FrostyGoop und der kalte Cyberkrieg: Wie Schadsoftware kritische Infrastruktur in Lwiw lahmlegte

Im Januar 2024 legte ein Cyberangriff die Heizung in fast 600 Gebäuden in Lwiw für 48 Stunden lahm, bei Temperaturen um den Gefrierpunkt. Verantwortlich war eine Schadsoftware, die das Unternehmen Dragos FrostyGoop nannte und die Industriegeräte über das Modbus-Protokoll angriff. Es ist einer der wenigen öffentlich bestätigten Fälle, in denen ein Cyberangriff unmittelbar den Komfort und die Sicherheit der Bewohner traf. Wir erklären, wie das möglich war und was daraus für Betreiber von Infrastruktur folgt.
Was in Lwiw geschah
Dragos, ein auf die Sicherheit industrieller Systeme (ICS und OT) spezialisiertes Unternehmen, analysierte den Vorfall und identifizierte die Schadsoftware hinter dem Angriff; es gab ihr den Namen FrostyGoop. Der Angreifer griff nicht zu einem raffinierten Exploit, sondern zum gewöhnlichen Industrieprotokoll Modbus.

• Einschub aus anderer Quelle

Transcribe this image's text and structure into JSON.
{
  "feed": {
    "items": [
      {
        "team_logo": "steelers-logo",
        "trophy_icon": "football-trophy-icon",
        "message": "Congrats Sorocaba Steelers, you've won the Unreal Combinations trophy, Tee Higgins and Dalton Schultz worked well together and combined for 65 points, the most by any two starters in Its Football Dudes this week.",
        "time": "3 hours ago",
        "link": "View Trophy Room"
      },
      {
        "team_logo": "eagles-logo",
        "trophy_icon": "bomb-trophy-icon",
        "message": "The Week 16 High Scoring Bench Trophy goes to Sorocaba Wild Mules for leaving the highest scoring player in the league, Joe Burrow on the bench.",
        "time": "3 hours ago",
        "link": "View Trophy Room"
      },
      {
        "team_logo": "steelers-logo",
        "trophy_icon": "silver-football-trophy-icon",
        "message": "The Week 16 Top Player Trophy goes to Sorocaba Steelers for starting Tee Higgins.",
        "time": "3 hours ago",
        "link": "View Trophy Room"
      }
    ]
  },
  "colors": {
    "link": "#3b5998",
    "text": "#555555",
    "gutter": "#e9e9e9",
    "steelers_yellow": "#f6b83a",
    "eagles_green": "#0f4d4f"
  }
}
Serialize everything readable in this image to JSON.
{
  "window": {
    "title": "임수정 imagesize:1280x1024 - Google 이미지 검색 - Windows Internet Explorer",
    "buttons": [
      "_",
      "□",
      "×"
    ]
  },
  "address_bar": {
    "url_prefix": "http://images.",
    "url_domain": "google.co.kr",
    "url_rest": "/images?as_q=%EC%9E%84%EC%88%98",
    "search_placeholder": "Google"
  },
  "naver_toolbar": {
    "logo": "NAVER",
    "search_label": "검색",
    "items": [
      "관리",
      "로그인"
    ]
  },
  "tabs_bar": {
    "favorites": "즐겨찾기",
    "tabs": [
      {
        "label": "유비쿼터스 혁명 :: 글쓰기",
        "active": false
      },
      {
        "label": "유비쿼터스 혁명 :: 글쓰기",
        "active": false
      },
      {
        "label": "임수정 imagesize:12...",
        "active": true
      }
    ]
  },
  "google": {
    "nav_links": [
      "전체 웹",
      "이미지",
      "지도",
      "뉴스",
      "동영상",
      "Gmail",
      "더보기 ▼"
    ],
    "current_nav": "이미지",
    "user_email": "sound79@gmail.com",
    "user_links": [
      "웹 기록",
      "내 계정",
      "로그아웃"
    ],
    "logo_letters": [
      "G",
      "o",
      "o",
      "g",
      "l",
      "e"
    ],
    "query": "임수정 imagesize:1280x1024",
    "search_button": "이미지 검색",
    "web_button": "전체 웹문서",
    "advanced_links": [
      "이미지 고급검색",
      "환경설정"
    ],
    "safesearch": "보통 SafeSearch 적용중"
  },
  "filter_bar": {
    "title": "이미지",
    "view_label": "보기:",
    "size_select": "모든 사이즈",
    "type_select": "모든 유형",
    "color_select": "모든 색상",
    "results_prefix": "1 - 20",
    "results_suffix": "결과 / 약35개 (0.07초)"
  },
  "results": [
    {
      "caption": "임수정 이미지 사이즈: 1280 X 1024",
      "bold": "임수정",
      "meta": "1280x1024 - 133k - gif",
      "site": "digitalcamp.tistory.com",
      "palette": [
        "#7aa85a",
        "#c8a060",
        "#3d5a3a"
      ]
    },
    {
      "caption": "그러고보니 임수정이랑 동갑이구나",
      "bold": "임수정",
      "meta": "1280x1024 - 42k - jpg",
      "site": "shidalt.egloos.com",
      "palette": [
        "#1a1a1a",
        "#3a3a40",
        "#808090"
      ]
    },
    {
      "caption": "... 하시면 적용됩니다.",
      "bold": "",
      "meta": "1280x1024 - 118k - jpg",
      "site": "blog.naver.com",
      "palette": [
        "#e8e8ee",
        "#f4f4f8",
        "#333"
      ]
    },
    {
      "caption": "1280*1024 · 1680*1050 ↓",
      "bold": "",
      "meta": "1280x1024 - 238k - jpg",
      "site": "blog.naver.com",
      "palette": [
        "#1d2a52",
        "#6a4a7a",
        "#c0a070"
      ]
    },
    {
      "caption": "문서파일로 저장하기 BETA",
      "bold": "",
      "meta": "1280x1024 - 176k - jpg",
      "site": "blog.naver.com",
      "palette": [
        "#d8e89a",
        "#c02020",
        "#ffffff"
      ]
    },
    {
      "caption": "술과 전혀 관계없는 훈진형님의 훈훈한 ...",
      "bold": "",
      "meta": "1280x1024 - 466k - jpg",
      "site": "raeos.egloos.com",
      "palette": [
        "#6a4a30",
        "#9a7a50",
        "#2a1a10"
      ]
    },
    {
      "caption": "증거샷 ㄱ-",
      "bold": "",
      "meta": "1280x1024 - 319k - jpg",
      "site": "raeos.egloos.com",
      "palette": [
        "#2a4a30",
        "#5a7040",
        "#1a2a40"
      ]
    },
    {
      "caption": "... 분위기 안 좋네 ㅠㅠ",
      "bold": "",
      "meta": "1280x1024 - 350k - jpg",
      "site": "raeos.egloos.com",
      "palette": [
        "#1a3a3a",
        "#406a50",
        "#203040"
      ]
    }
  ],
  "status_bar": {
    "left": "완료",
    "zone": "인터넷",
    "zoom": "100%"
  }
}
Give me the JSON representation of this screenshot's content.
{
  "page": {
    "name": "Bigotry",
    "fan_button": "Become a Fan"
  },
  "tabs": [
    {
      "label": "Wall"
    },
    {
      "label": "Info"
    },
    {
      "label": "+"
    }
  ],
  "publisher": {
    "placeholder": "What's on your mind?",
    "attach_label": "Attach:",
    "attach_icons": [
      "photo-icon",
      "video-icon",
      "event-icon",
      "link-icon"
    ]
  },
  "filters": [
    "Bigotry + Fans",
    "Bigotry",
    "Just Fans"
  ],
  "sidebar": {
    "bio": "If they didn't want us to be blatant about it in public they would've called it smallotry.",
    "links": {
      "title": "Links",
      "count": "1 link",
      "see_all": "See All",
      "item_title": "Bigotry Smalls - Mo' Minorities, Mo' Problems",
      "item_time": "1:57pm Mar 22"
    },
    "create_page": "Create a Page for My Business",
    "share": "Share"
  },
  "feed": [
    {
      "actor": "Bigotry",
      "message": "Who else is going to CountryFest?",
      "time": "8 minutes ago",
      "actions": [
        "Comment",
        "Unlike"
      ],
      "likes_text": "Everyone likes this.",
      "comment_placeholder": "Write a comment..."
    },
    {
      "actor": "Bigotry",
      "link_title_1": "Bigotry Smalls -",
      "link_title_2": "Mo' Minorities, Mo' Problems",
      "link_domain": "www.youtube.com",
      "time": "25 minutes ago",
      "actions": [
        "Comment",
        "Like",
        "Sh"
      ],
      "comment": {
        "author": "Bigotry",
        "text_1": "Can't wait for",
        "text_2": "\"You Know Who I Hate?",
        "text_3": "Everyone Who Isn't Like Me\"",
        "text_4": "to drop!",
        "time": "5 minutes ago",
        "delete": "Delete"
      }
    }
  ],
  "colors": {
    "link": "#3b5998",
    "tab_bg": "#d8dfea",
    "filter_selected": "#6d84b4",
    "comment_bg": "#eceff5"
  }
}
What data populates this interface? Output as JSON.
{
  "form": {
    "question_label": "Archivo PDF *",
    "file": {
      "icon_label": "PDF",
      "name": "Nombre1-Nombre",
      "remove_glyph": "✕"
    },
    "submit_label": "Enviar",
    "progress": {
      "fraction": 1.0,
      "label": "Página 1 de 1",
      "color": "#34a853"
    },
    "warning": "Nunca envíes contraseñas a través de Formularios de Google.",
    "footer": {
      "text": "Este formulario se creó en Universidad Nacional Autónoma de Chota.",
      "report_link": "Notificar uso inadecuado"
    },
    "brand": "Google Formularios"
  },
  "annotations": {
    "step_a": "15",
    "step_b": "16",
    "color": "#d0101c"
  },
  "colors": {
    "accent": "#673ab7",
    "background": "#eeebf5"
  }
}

Das war kein Datenabfluss und keine blockierte E-Mail. Es war eine physische Folge eines Cyberangriffs: kalte Wohnungen mitten im Winter. Genau darin unterscheidet sich ein Angriff auf OT von einem typischen IT-Vorfall.
Modbus, ein Protokoll ohne Authentifizierung
Modbus ist eines der verbreitetsten Kommunikationsprotokolle in der Industrie, entwickelt 1979. Trotz seines Alters ist es noch überall im Einsatz, weil es einfach ist und selten ausfällt. Geräte praktisch aller großen Automatisierungshersteller unterstützen es.
Der Haken: Modbus entstand, bevor Netzwerksicherheit ein Thema wurde. In der TCP/IP-Variante gibt es weder Authentifizierung noch Autorisierung. Um einem Gerät einen Befehl zu schicken, genügt es, seine IP-Adresse, den Port (meist 502) und die Gerätekennung zu kennen.
Wie FrostyGoop funktioniert
FrostyGoop ist ein Windows-Programm in der Sprache Go, das öffentlich verfügbare Modbus-Bibliotheken nutzt. Es verhält sich wie ein gewöhnlicher Modbus-TCP/IP-Client: Es kann Register von Geräten auslesen und überschreiben.
Genau darin liegt seine Stärke. Register enthalten die Parameter, die den Betrieb von Industriegeräten steuern. Trägt ein Angreifer dort falsche Werte ein, verändert er das reale Verhalten der Hardware. Schlimmer noch: Der Verkehr von FrostyGoop sieht aus wie legitime Modbus-Kommunikation und lässt sich daher kaum vom normalen Systembetrieb unterscheiden.
Laut Dragos gelangten die Angreifer höchstwahrscheinlich über eine Lücke in einem Router in das Netz des Opfers und schickten anschließend schädliche Befehle direkt an die Steuerungen des Heizsystems der Marke ENCO. Zusätzlich stuften sie die Geräte aus der Ferne herab. Die Messwerte wurden dadurch ungenau, und die Betreiber verloren den Überblick.
Wie gefährlich diese Art von Angriff ist
Das größte Risiko betrifft Modbus-TCP/IP-Geräte, die direkt ins Internet gestellt sind. Da das Protokoll keine Authentifizierung verlangt, kann jeder, der sie erreicht, versuchen, die Registerwerte zu ändern.
Das Ausmaß ist real. Dragos schätzte, dass von rund 640.000 Geräten mit offenem Port 502 im Internet etwa 46.000 verwundbar sein könnten. Die zweite Risikostufe sind Geräte in internen Netzen: Ist ein Angreifer erst einmal drin, werden sie zum leichten Ziel.
Wie Sie Modbus- und OT-Geräte schützen
Eine Regel zählt am meisten: Industriegeräte sollten nicht direkt aus dem Internet erreichbar sein. Darüber hinaus lohnen sich weitere Schutzschichten, angelehnt an die Gegenmaßnahmen aus MITRE ATT&CK for ICS.
Was FrostyGoop lehrt
FrostyGoop hat gezeigt, dass ein Angriff auf OT keine Theorie ist. Ein einfaches Protokoll ohne Authentifizierung, ein ins Netz gestelltes Gerät und eine Router-Lücke reichten, um Hunderten von Gebäuden die Heizung abzudrehen.
Für Betreiber kritischer Infrastruktur ist die Lehre praktisch: OT-Sicherheit ist kein Zusatz zur IT, sondern die Voraussetzung für den laufenden Betrieb und die Sicherheit von Menschen.